Answers to your questions in order. :)
1. Because it has no idea what to set it to.

It doesn't know because it doesn't bother to look, but that's the wrong answer. The answer is that it's *not* that easy. The encoding has to be set for the terminal program where I run SSH, and to do it through LANG, LANG must be set before the terminal program is started. So instead of just typing "ssh otherbox" I have to set LANG, launch a new terminal window and run SSH there.

2. You shouldn't have to go to a lot of trouble. And you shouldn't need to
   do it manually each time -- at the very least, you can script it.

So everyone and their dog should write a specialized script for every combination of local and remote box? Fat chance! We need a solution that will work out of the box so it can be packaged and distributed with operating systems.

I *could* write a program that connects with SSH, looks up the remote system's encoding, disconnects, opens a new terminal window with the right encoding set, and runs SSH in that window, but it wouldn't work in text mode, it wouldn't work with chained SSH sessions, and it still wouldn't help with file transfers.

3. The filename encoding problem is kinda sticky. Devising a workable
   on-the-fly transcoding solution seems like a lot of work on the
   _symptoms_. Instead, let's work on getting everything to work well with
   UTF-8.

You don't seem to fully understand the extent of the problem. That's not surprising as you're apparently a USian and seldom see the character encoding problems I see daily. If you had been regularly forced to spell your name "Mutthew" because "a" wasn't a valid character, you might have a different view.

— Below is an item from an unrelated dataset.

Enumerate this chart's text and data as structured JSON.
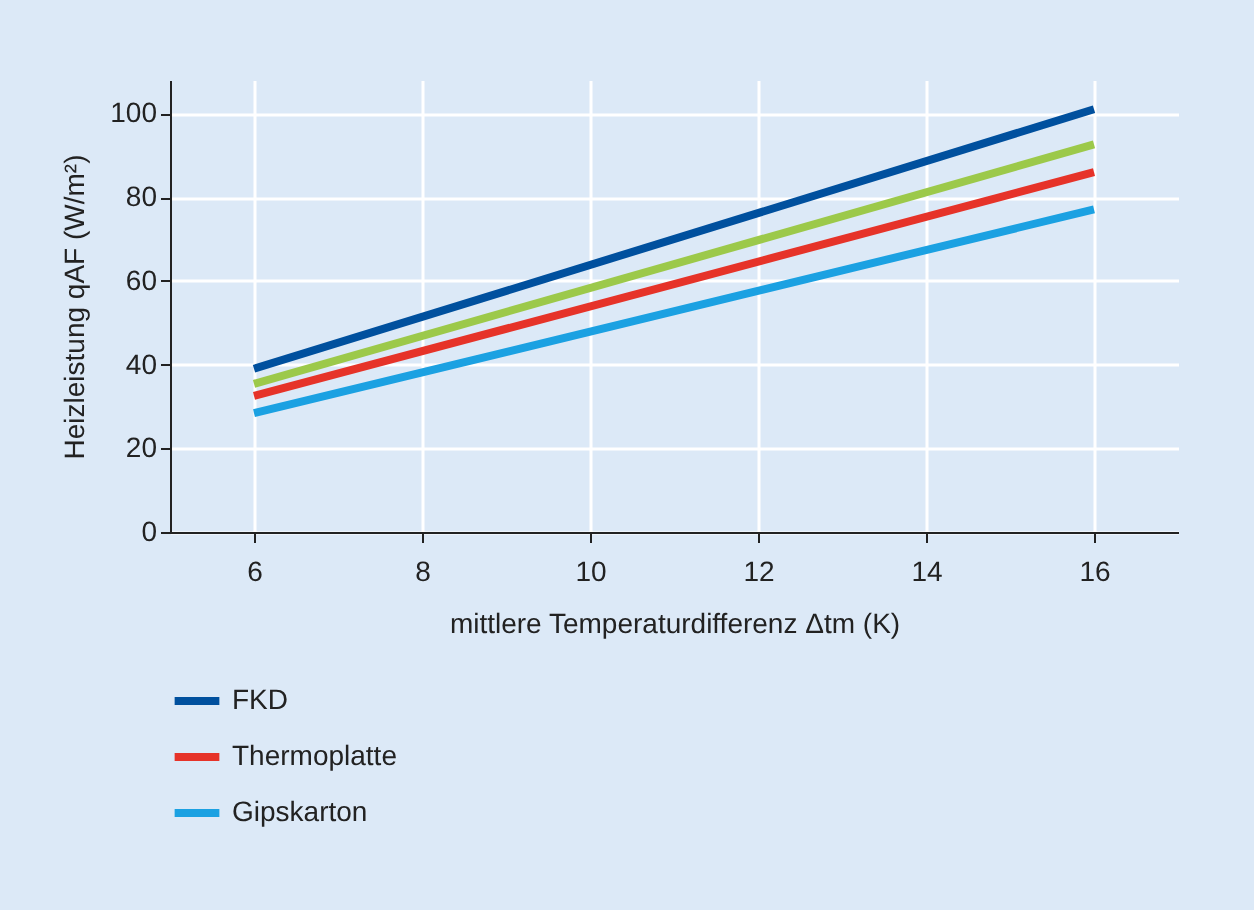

What you're suggesting is that everyone should use UTF-8 everywhere so that there would only be one character encoding. That just isn't going to happen. I'd love to go UTF-8 myself and get access to all the world's written languages, but it's not feasible. That's not because of the filenames. I could transcode all my filenames easily enough. The real problem is the files' contents. Since there's only one big global locale setting I have to convert everything or nothing. I've got heaps of text files full of non-English letters and they're all encoded in Latin 1. (Actually, many of them are probably in Windows 1252, but the extra characters in that encoding don't seem to have gotten used very often, so they can pass as Latin 1.) Some of them are plain text. They could and would have to be transcoded. Others are XML or HTML. They could be left as they are but should be transcoded so they could be opened in text editors. If they are transcoded the embedded encoding specifications would have to be updated. Still others are source code. Transcoding those would constitute changes to the programs and could require several other changes. Then there are the files that aren't text and mustn't be transcoded by mistake. There's no reliable way of recognizing the different kinds of files automatically, so I'd have to go through them all manually and decide what to do with each one. No thanks!

Then there are the various people and computers I need to cooperate with and share files with - coworkers, Sourceforge projects and the like. These people share files with other people who in turn cooperate with still other people. What's the chance of getting all these people to switch character encodings at the same time?

While I'm typing this, Bittorrent is downloading Fedora 3 for me. I'm going to do a fresh install on an unused partition. The first thing I'll do after installing is to edit /etc/sysconfig/i18n to change from UTF-8 to Latin 1. Sure it would be nice if everyone would use the same character encoding, but Unicode was created some 50 years too late and now we have to live with the consequences. Myself I'm stuck with Latin 1.

Björn Persson